A Motorola entra, de forma sublime, na alta gama do áudio portátil
Passei as últimas semanas a viver com a moto sound flow, e digo já o que costumo deixar para o fim: este é o acessório mais ambicioso que a Motorola lançou em muito tempo. Trata-se da primeira coluna portátil verdadeiramente autónoma da marca, foi apresentada sob os holofotes da CES 2026 e, em vez de jogar pelo seguro com mais um cilindro descartável de plástico, a Motorola decidiu seduzir os ouvidos mais exigentes com afinação Sound by Bose, truques de ultra wideband (UWB) emprestados do mundo dos smartphones, uns robustos 30W de potência e uma estação de carregamento que, francamente, parece saída de uma revista de design de interiores. O resultado é um produto que apetece descrever com a palavra “adulto”.
Deixem-me explicar tudo o que aprendi sobre ela.

Um design que merece o seu lugar na sala
A primeira impressão conta e a Motorola percebeu claramente o objetivo. A moto sound flow abandona a estética emborrachada de saco de ginásio que afeta tantas colunas portáteis e veste, em alternativa, um tecido de textura sarja refinada que, na minha unidade Pantone Warm Taupe, lê-se simultaneamente como técnico e discretamente luxuoso.
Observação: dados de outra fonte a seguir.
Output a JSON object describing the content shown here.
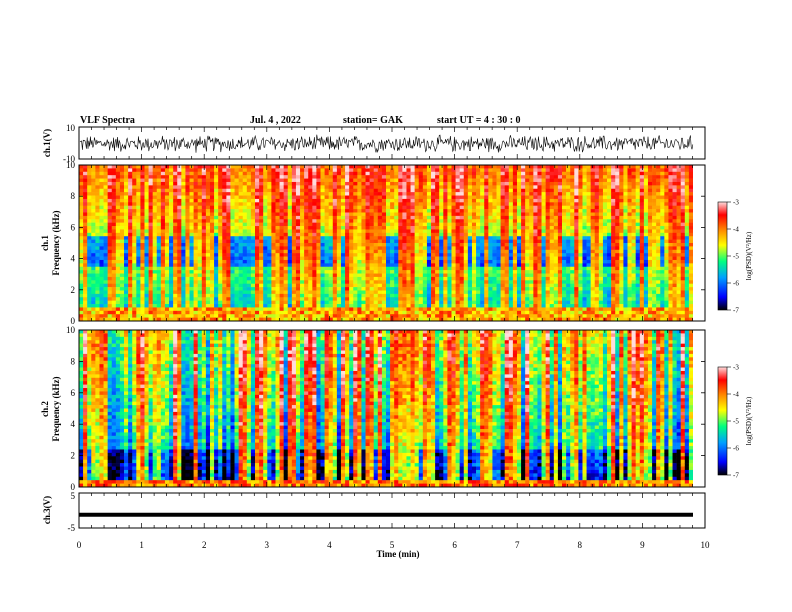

Esta não é uma coluna pensada para se esconder; é pensada para pousar no centro da sala de estar.
O corpo cilíndrico é alto e esguio, rematado com um topo plano que aloja os controlos táteis capacitivos e um discreto anel de LED que acende para confirmar o emparelhamento, o estado de carregamento e as alterações de volume. A base é plana, o que é fundamental porque é precisamente isso que permite à estação de carregamento incluída executar o seu pequeno truque. Pousamos a coluna em cima, os contactos alinham-se sozinhos, e o LED respira uma vez para nos dizer que está a beber energia. Sem fios para gerir. Sem ter de andar à procura da porta USB-C (que continua lá, na traseira, para as viagens). Para mim, a dock é um daqueles pormenores de qualidade de vida que não sabia que queria até o ter, e agora todas as outras colunas lá de casa parecem ligeiramente inconvenientes em comparação.

Tem também certificação IP67, ou seja, é estanque ao pó e capaz de aguentar imersão em água doce por curtos períodos. Isto coloca-a firmemente no território do “sim, podes levá-la para a piscina” (coisa que jamais faria).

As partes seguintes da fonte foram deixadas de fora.